An in vitro study using biomimetic method onto porous Ti10Nb10Zr showed that a higher number of cells adhering to porous structure after surface modification compared to the non-treated porous samples. They reported that the surface of porous titanium alloys with calcium phosphate coatings showed the highest number of cells attached.

Three types of surface modifications technique were subsequently employed in the study conducted by Li et al. [41], which are alkali heat treatment, alkali heat treatment plus simulated body fluid soaking and sol gel method. The biological behaviour of porous Ti6Ta4Sn after surface modification showed that the cell density using the sol gel method exhibited the highest increase compared to the other two methods. It can be suggested that hydroxyapatire coatings are more favourable for osteoblast cell proliferation. A similar outcome was shown in Gan et al. study, which they also employed calcium phosphate coating using the sol gel method. Based on their In vivo assessment, it was suggested both routes and coatings significantly accelerate osseointegration [57].


Studies on porous metallic biomaterials have been growing since the last two decades due to their excellent features such as low elastic modulus, excellent strength, and biocompatible. Studies have reported various fabrication and surface modification techniques to achieve the desired properties with subsequent mechanical and biological assessment.

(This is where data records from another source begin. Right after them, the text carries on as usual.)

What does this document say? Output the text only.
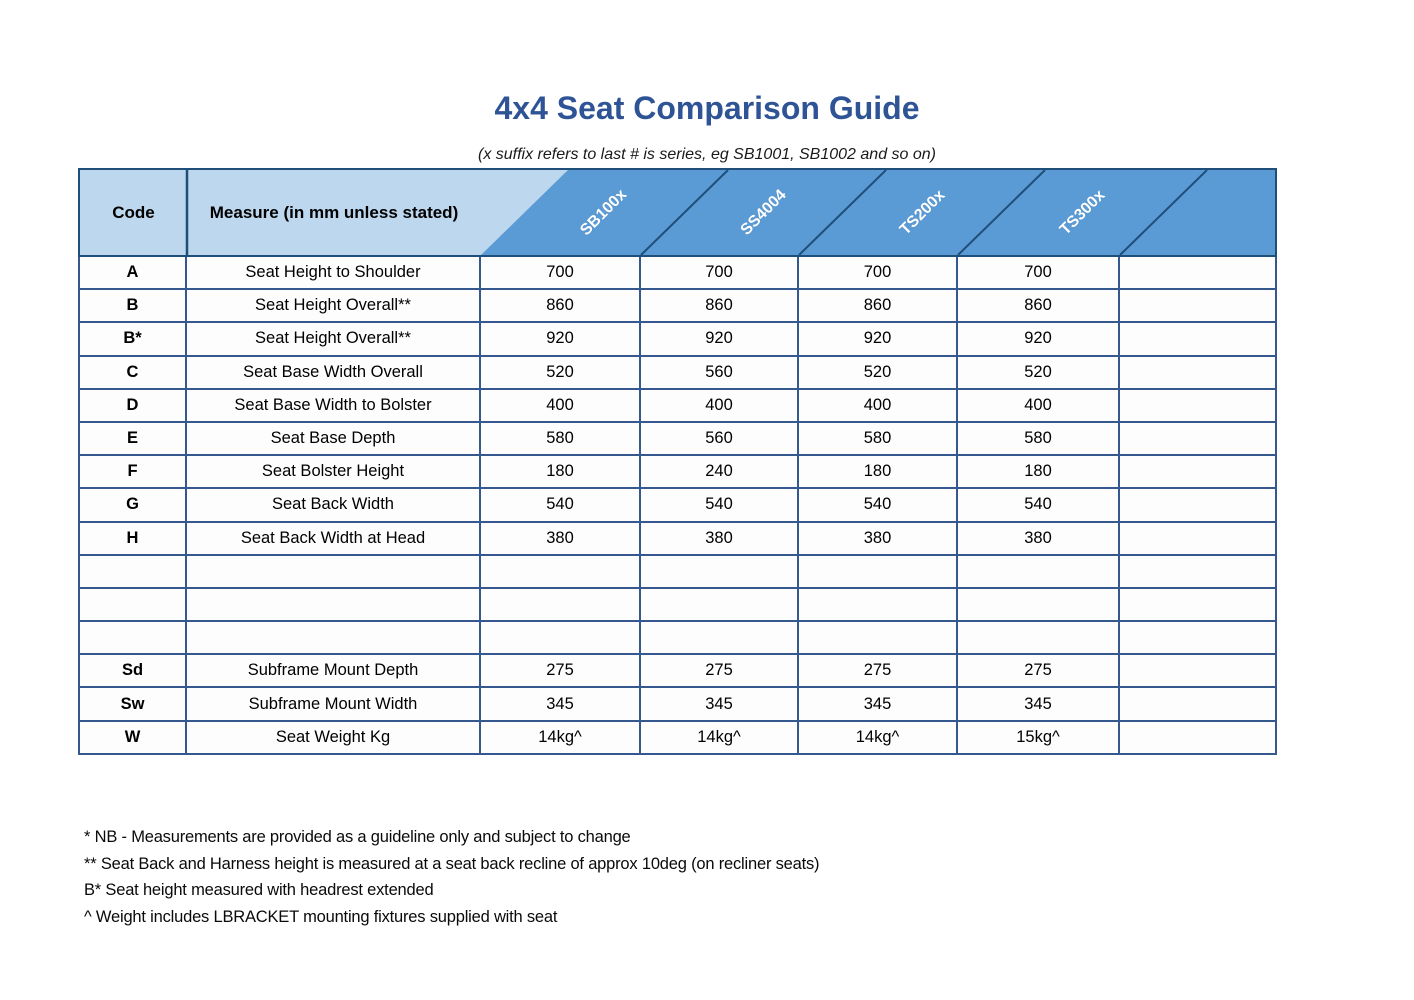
4x4 Seat Comparison Guide
(x suffix refers to last # is series, eg SB1001, SB1002 and so on)
Code	Measure (in mm unless stated)	SB100x	SS4004	TS200x	TS300x
A	Seat Height to Shoulder	700	700	700	700	
B	Seat Height Overall**	860	860	860	860	
B*	Seat Height Overall**	920	920	920	920	
C	Seat Base Width Overall	520	560	520	520	
D	Seat Base Width to Bolster	400	400	400	400	
E	Seat Base Depth	580	560	580	580	
F	Seat Bolster Height	180	240	180	180	
G	Seat Back Width	540	540	540	540	
H	Seat Back Width at Head	380	380	380	380	

Sd	Subframe Mount Depth	275	275	275	275	
Sw	Subframe Mount Width	345	345	345	345	
W	Seat Weight Kg	14kg^	14kg^	14kg^	15kg^	
* NB - Measurements are provided as a guideline only and subject to change
** Seat Back and Harness height is measured at a seat back recline of approx 10deg (on recliner seats)
B* Seat height measured with headrest extended
^ Weight includes LBRACKET mounting fixtures supplied with seat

In this review, it can be suggested that surface modifications have significant influence towards the osseointegration process and mechanical performance of the implants. Factors that influenced the biological performances of porous metallic material are porosity, pore size and surface modification. Challenges on surface modification for porous biomaterials are the technique chosen should not cause any damage on mechanical properties and accelerate the healing process after implantation. It also important to highlight that hydroxyapatite coating via sol-gel method is still a promising route to enhanced bioactivity of the porous metallic materials.